Tant v. Guess

This was a motion upon which the following order was passed January 13, 1892,

Per Curiam.

This is a motion by defendant, appellant, to suspend the appeal in this case and recommit the record to the Circuit Court to allow him to apply to the latter court for a new trial upon the ground of after-discovered evidence. Motions of this character have been frequently made in this court, some at this term ; and the court has uniformly held that before such a motion can be granted, & prima facie showing must be made by the moving party. Upon such an application to this court, two principal questions are presented, to wit: 1st. Whether there is a prima facie showing that the alleged newly or after-discovered evidence is in fact newly discovered ? 2nd. Whether a like showing had been made that the said newly discovered evidence could not, by the exercise of due diligence, have been discovered in time to be used on the trial below ?

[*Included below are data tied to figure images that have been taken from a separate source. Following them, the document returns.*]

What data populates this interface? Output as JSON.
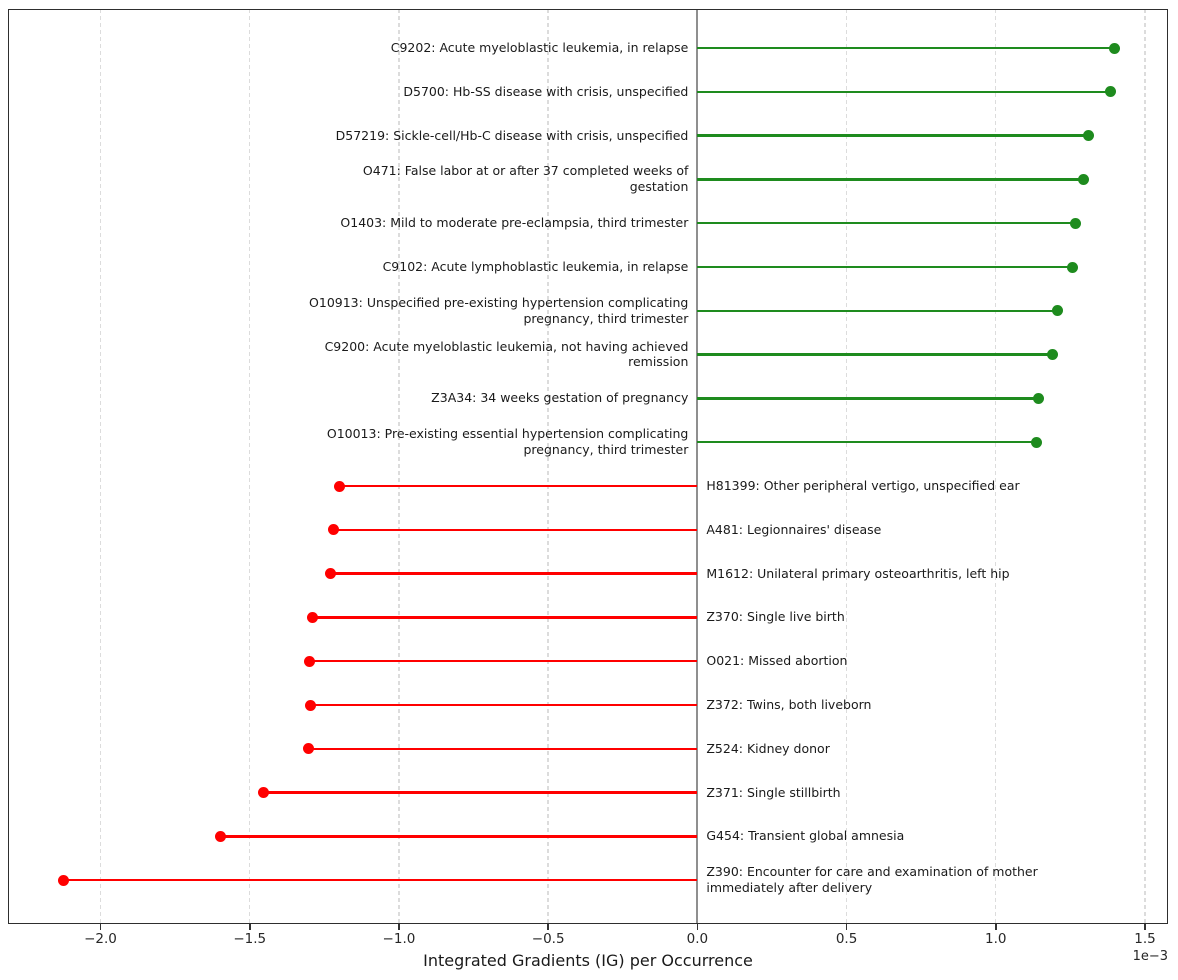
{
  "colors": {
    "positive": "#1e8b1e",
    "negative": "#ff0000",
    "grid": "#dcdcdc",
    "zero_line": "#8f8f8f",
    "spine": "#2e2e2e",
    "text": "#1a1a1a"
  },
  "chart_data": {
    "type": "bar",
    "subtype": "horizontal-lollipop",
    "title": "",
    "xlabel": "Integrated Gradients (IG) per Occurrence",
    "offset_text": "1e−3",
    "unit_multiplier": 0.001,
    "xlim": [
      -2.31,
      1.577
    ],
    "grid": true,
    "zero_line_value": 0,
    "xticks": [
      {
        "value": -2.0,
        "label": "−2.0"
      },
      {
        "value": -1.5,
        "label": "−1.5"
      },
      {
        "value": -1.0,
        "label": "−1.0"
      },
      {
        "value": -0.5,
        "label": "−0.5"
      },
      {
        "value": 0.0,
        "label": "0.0"
      },
      {
        "value": 0.5,
        "label": "0.5"
      },
      {
        "value": 1.0,
        "label": "1.0"
      },
      {
        "value": 1.5,
        "label": "1.5"
      }
    ],
    "items": [
      {
        "code": "C9202",
        "label": "C9202: Acute myeloblastic leukemia, in relapse",
        "value": 1.398
      },
      {
        "code": "D5700",
        "label": "D5700: Hb-SS disease with crisis, unspecified",
        "value": 1.385
      },
      {
        "code": "D57219",
        "label": "D57219: Sickle-cell/Hb-C disease with crisis, unspecified",
        "value": 1.309
      },
      {
        "code": "O471",
        "label": "O471: False labor at or after 37 completed weeks of\ngestation",
        "value": 1.293
      },
      {
        "code": "O1403",
        "label": "O1403: Mild to moderate pre-eclampsia, third trimester",
        "value": 1.268
      },
      {
        "code": "C9102",
        "label": "C9102: Acute lymphoblastic leukemia, in relapse",
        "value": 1.256
      },
      {
        "code": "O10913",
        "label": "O10913: Unspecified pre-existing hypertension complicating\npregnancy, third trimester",
        "value": 1.207
      },
      {
        "code": "C9200",
        "label": "C9200: Acute myeloblastic leukemia, not having achieved\nremission",
        "value": 1.189
      },
      {
        "code": "Z3A34",
        "label": "Z3A34: 34 weeks gestation of pregnancy",
        "value": 1.143
      },
      {
        "code": "O10013",
        "label": "O10013: Pre-existing essential hypertension complicating\npregnancy, third trimester",
        "value": 1.135
      },
      {
        "code": "H81399",
        "label": "H81399: Other peripheral vertigo, unspecified ear",
        "value": -1.199
      },
      {
        "code": "A481",
        "label": "A481: Legionnaires' disease",
        "value": -1.22
      },
      {
        "code": "M1612",
        "label": "M1612: Unilateral primary osteoarthritis, left hip",
        "value": -1.228
      },
      {
        "code": "Z370",
        "label": "Z370: Single live birth",
        "value": -1.288
      },
      {
        "code": "O021",
        "label": "O021: Missed abortion",
        "value": -1.3
      },
      {
        "code": "Z372",
        "label": "Z372: Twins, both liveborn",
        "value": -1.297
      },
      {
        "code": "Z524",
        "label": "Z524: Kidney donor",
        "value": -1.304
      },
      {
        "code": "Z371",
        "label": "Z371: Single stillbirth",
        "value": -1.454
      },
      {
        "code": "G454",
        "label": "G454: Transient global amnesia",
        "value": -1.598
      },
      {
        "code": "Z390",
        "label": "Z390: Encounter for care and examination of mother\nimmediately after delivery",
        "value": -2.124
      }
    ]
  }
}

In this application, it does not appear to the court that any showing whatever has been made. The motion is based upon the papers and proceedings in the cause and a verified statement of the account between the plaintiff and Pelzer, Rodgers & Co., as taken from the books of the latter, made by their book-keeper. The defendant should have filed his affidavit, setting forth what is required as stated above, to wit, that the alleged newly discovered evidence is newly discovered, and that he could not by the use of diligence have discovered such evidence in time for the trial of the case below. The statements and proceedings alluded to do not supersede the necessity of the affidavit. But waiving this objection, after a careful consideration of the statements made, we do not think a prima facie showing has been made. Nor do we see how the defendant could have made the necessary affidavit, and therefore it is useless to allow further time for this purpose. Besides, the respondent is entitled to no*606tice of a motion for further time, which has not been given. Motion refused.

Roht. Aldrich, for the motion. L. T. Izlar, contra. January 14, 1892.

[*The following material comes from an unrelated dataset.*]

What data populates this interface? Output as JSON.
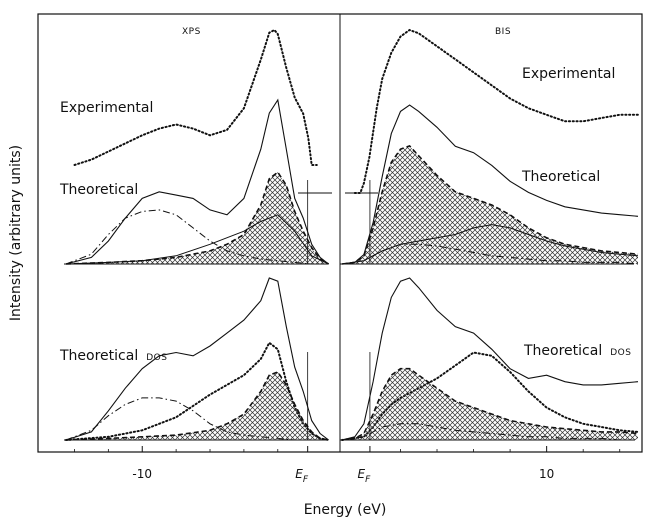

Upon the rendition of this judgment, counsel for appellant, the moving party, asked that the court qualify the order refusing the motion to recommit the record to the Circuit Court, by adding the words without -prejudice, or words to that effect, so that he may be allowed, if he shall so desire, to renew his motion in this court hereafter.

The following ruling was made

Per Curiam.

The court, after a careful consideration of this application, decide that while the court is quite willing to accommodate counsel whenever practicable, there is really no ground for granting this application. From an inspection of the proceedings below, it appears that the appellant has had ample time to make his application. If the court consented to amend the order in this particular in this case, there is no reason why the same thing could not be claimed in every case.